Expert coaches exist across the land and the IRFU already funds plenty. Ulster own their academy and who owns Ulster?


If you go to school in the North and rugby/tag rugby isn’t even on the PE curriculum until 12/13 as opposed to 7 or 8 in Leinster, how is that the IRFU’s fault? Even then, it’s only certain schools in the North that will offer it. On what basis would they go up to the North (strictly speaking, another country in the eyes of some) and dictate their schools programme?


The ABs used to be light years ahead of the pack because their eventual test superstars had been playing structured, competitive rugby from an average age of 5/6! On top of kicking it around the yard from the age they could walk with their rugby mad parents and older siblings.


Have you somehow gotten the impression that the Leinster system is not working for Irish rugby? What is that based on? The SARU should just stop competing because despite their back to back RWC’s, all 4 of their URC teams aren’t contesting semi-finals every year?

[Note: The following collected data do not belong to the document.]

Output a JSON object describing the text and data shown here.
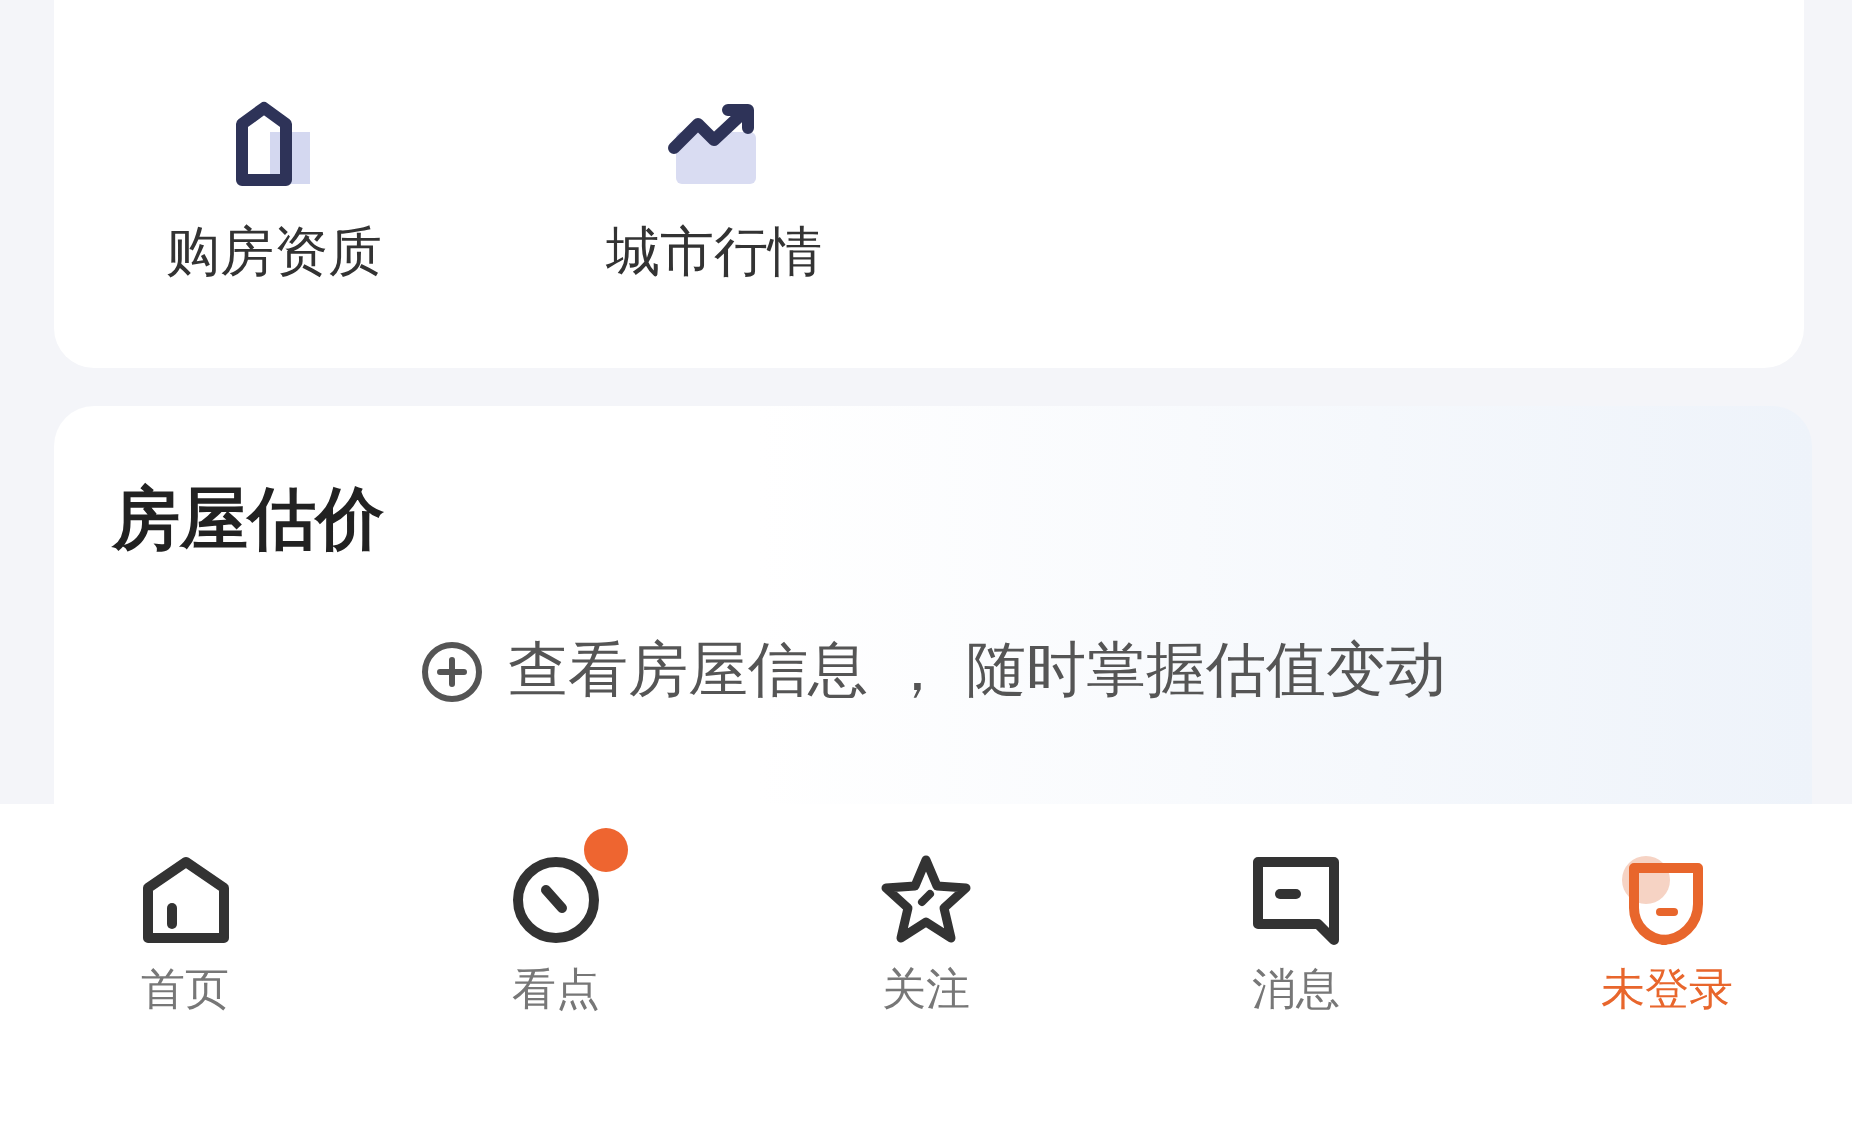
{
  "tools": [
    {
      "label": "购房资质",
      "kind": "qualification"
    },
    {
      "label": "城市行情",
      "kind": "trend"
    }
  ],
  "valuation": {
    "title": "房屋估价",
    "hint": "查看房屋信息 ， 随时掌握估值变动"
  },
  "nav": [
    {
      "label": "首页",
      "kind": "home",
      "selected": false,
      "badge": false
    },
    {
      "label": "看点",
      "kind": "discover",
      "selected": false,
      "badge": true
    },
    {
      "label": "关注",
      "kind": "follow",
      "selected": false,
      "badge": false
    },
    {
      "label": "消息",
      "kind": "message",
      "selected": false,
      "badge": false
    },
    {
      "label": "未登录",
      "kind": "profile",
      "selected": true,
      "badge": false
    }
  ]
}
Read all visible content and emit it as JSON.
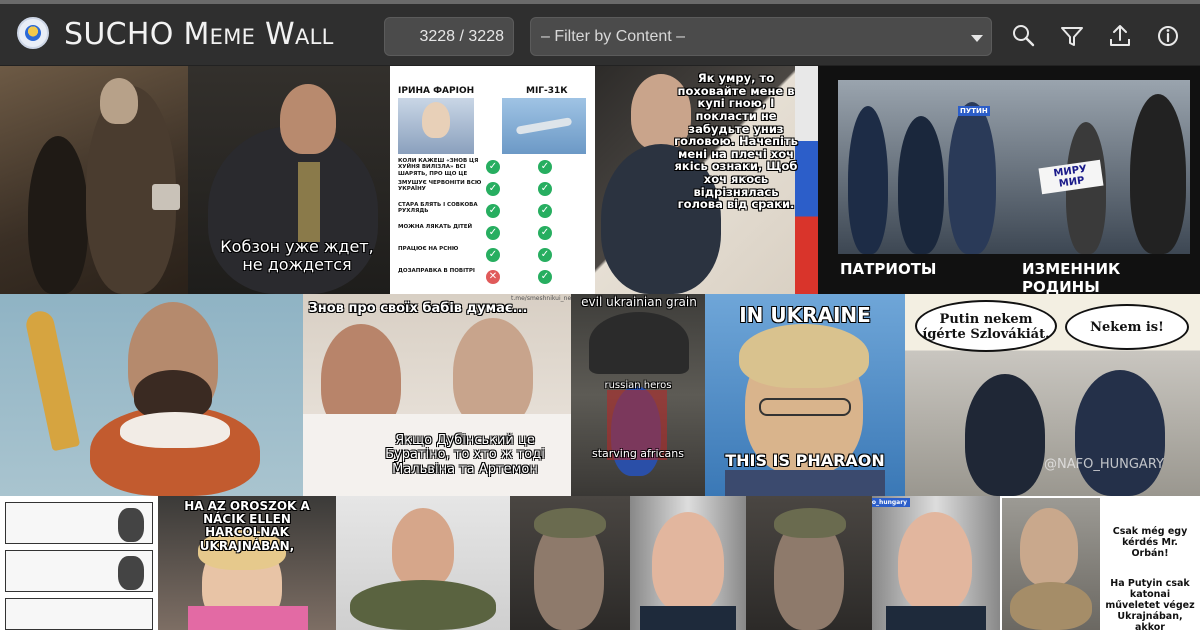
{
  "app": {
    "title": "SUCHO Meme Wall",
    "counter": "3228 / 3228",
    "filter_placeholder": "– Filter by Content –"
  },
  "header_buttons": [
    {
      "name": "search-icon"
    },
    {
      "name": "filter-icon"
    },
    {
      "name": "share-icon"
    },
    {
      "name": "info-icon"
    }
  ],
  "memes": {
    "kobzon": {
      "caption": "Кобзон уже ждет, не дождется"
    },
    "farion": {
      "col1": "ІРИНА ФАРІОН",
      "col2": "МІГ-31К",
      "rows": [
        "КОЛИ КАЖЕШ «ЗНОВ ЦЯ ХУЙНЯ ВИЛІЗЛА» ВСІ ШАРЯТЬ, ПРО ЩО ЦЕ",
        "ЗМУШУЄ ЧЕРВОНІТИ ВСЮ УКРАЇНУ",
        "СТАРА БЛЯТЬ І СОВКОВА РУХЛЯДЬ",
        "МОЖНА ЛЯКАТЬ ДІТЕЙ",
        "ПРАЦЮЄ НА РСНЮ",
        "ДОЗАПРАВКА В ПОВІТРІ"
      ]
    },
    "putin_writing": {
      "caption": "Як умру, то поховайте мене в купі гною, І покласти не забудьте униз головою. Начепіть мені на плечі хоч якісь ознаки, Щоб хоч якось відрізнялась голова від сраки."
    },
    "patriots": {
      "left": "ПАТРИОТЫ",
      "right": "ИЗМЕННИК РОДИНЫ",
      "sign": "МИРУ МИР",
      "cap": "ПУТИН"
    },
    "bed": {
      "top": "Знов про своїх бабів думає...",
      "bottom": "Якщо Дубінський це Буратіно, то хто ж тоді Мальвіна та Артемон",
      "watermark": "t.me/smeshnikui_net"
    },
    "superman": {
      "top": "evil ukrainian grain",
      "mid": "russian heros",
      "bottom": "starving africans"
    },
    "pharaon": {
      "top": "IN UKRAINE",
      "bottom": "THIS IS PHARAON"
    },
    "hungary": {
      "left": "Putin nekem ígérte Szlovákiát.",
      "right": "Nekem is!",
      "watermark": "@NAFO_HUNGARY"
    },
    "nacik": {
      "caption": "HA AZ OROSZOK A NÁCIK ELLEN HARCOLNAK UKRAJNÁBAN,"
    },
    "orban_q": {
      "top": "Csak még egy kérdés Mr. Orbán!",
      "bottom": "Ha Putyin csak katonai műveletet végez Ukrajnában, akkor"
    },
    "nafo_tag": "@nafo_hungary"
  },
  "colors": {
    "header_bg": "#2f2f2f",
    "control_bg": "#4b4b4b",
    "check_green": "#27ae60",
    "cross_red": "#e05a5a"
  }
}
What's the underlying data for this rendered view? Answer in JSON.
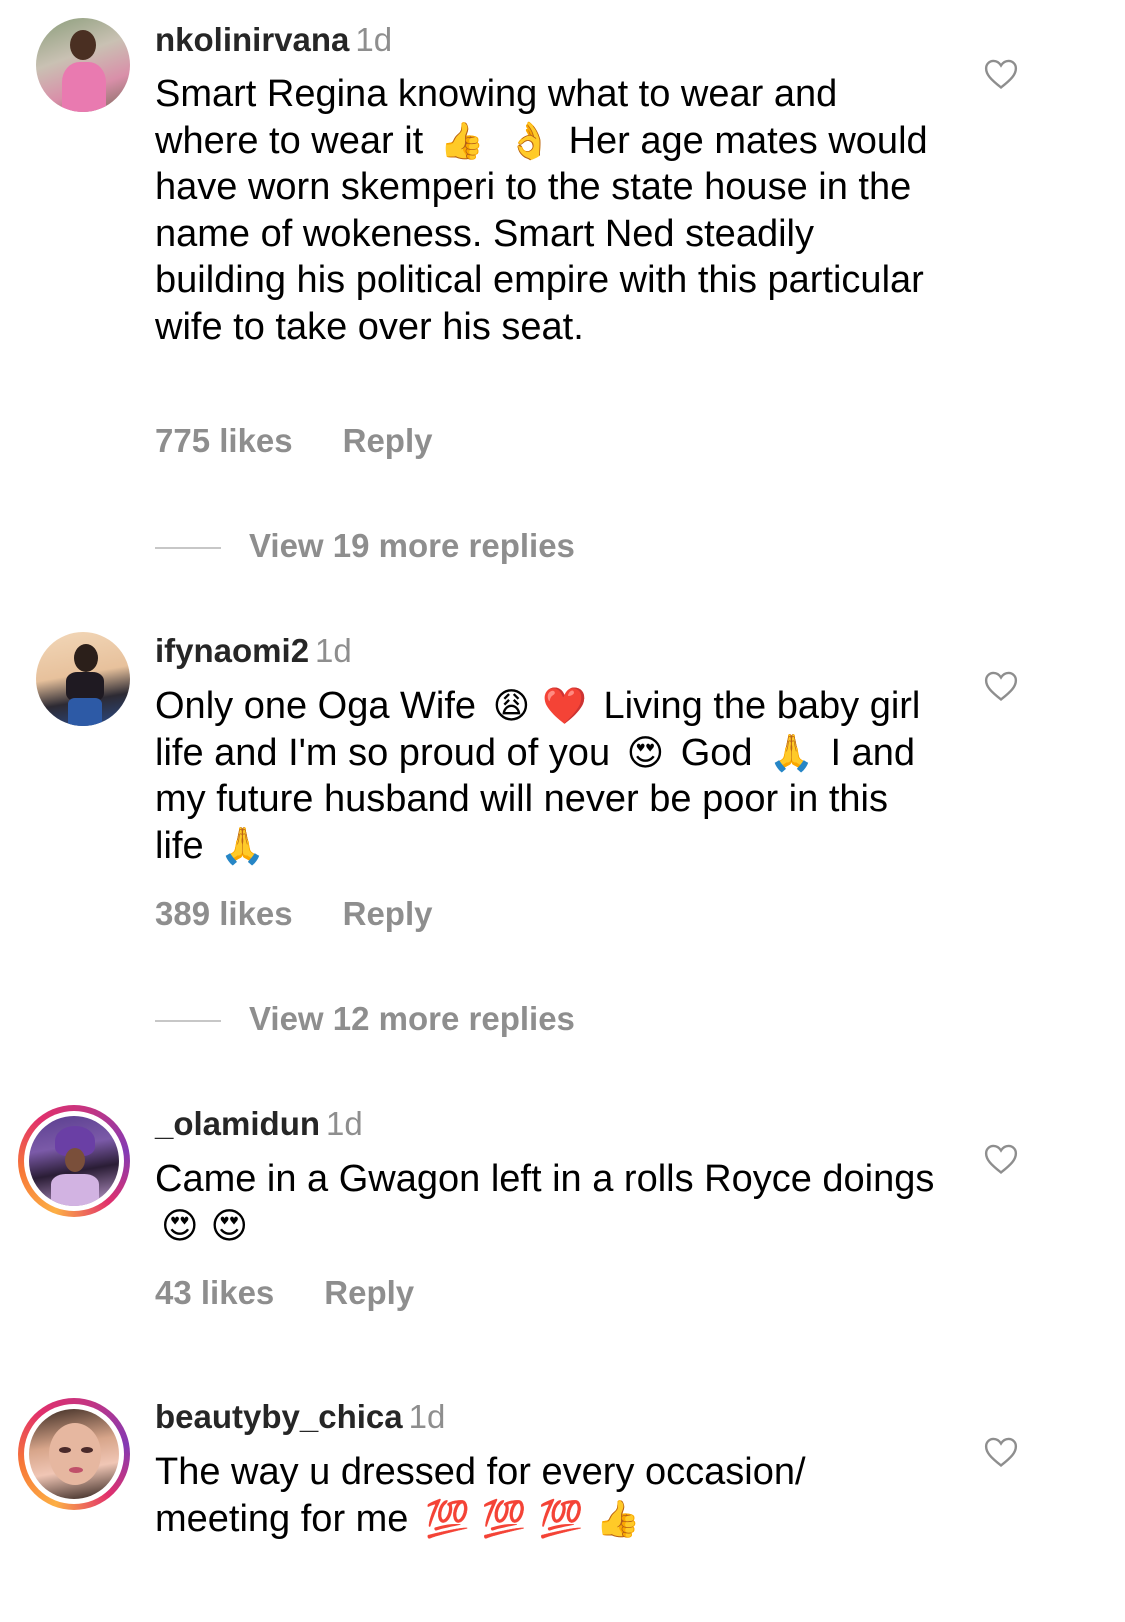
{
  "comments": [
    {
      "username": "nkolinirvana",
      "time": "1d",
      "text_parts": [
        "Smart Regina knowing what to wear and where to wear it ",
        "👍",
        " ",
        "👌",
        " Her age mates would have worn skemperi to the state house in the name of wokeness. Smart Ned steadily building his political empire with this particular wife to take over his seat."
      ],
      "likes": "775 likes",
      "reply_label": "Reply",
      "view_replies": "View 19 more replies",
      "avatar_story_ring": false,
      "like_icon": "heart-outline-icon"
    },
    {
      "username": "ifynaomi2",
      "time": "1d",
      "text_parts": [
        "Only one Oga Wife ",
        "😩",
        "❤️",
        " Living the baby girl life and I'm so proud of you ",
        "😍",
        " God ",
        "🙏",
        " I and my future husband will never be poor in this life ",
        "🙏"
      ],
      "likes": "389 likes",
      "reply_label": "Reply",
      "view_replies": "View 12 more replies",
      "avatar_story_ring": false,
      "like_icon": "heart-outline-icon"
    },
    {
      "username": "_olamidun",
      "time": "1d",
      "text_parts": [
        "Came in a Gwagon left in a rolls Royce doings ",
        "😍",
        "😍"
      ],
      "likes": "43 likes",
      "reply_label": "Reply",
      "avatar_story_ring": true,
      "like_icon": "heart-outline-icon"
    },
    {
      "username": "beautyby_chica",
      "time": "1d",
      "text_parts": [
        "The way u dressed for every occasion/ meeting for me ",
        "💯",
        "💯",
        "💯",
        "👍"
      ],
      "avatar_story_ring": true,
      "like_icon": "heart-outline-icon"
    }
  ],
  "colors": {
    "secondary_text": "#8e8e8e",
    "username": "#262626",
    "story_ring": [
      "#fcaf45",
      "#f77737",
      "#e1306c",
      "#c13584",
      "#833ab4"
    ]
  }
}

A couple of mining towns basically provided a Welsh team in the 70’s that were unplayable. Queensland in the old Super 10 provided the spine of an Oz team that were the first to win multiple world cups and in the same decade. The ABs population density is well documented with 35% of the population living around one city.


Is England’s match day 23 equally represented by mid-counties players, tough as nails northerners, a couple from Cornwall, a pack of manc’s and a lone Geordie? Ever?

It’s cute they won’t relegate the Falcons but has a Geordie test player ever hit 50 caps?


It’s ok not to understand geography. It’s also ok not to understand sport. Not understanding the geography of sport is something different entirely.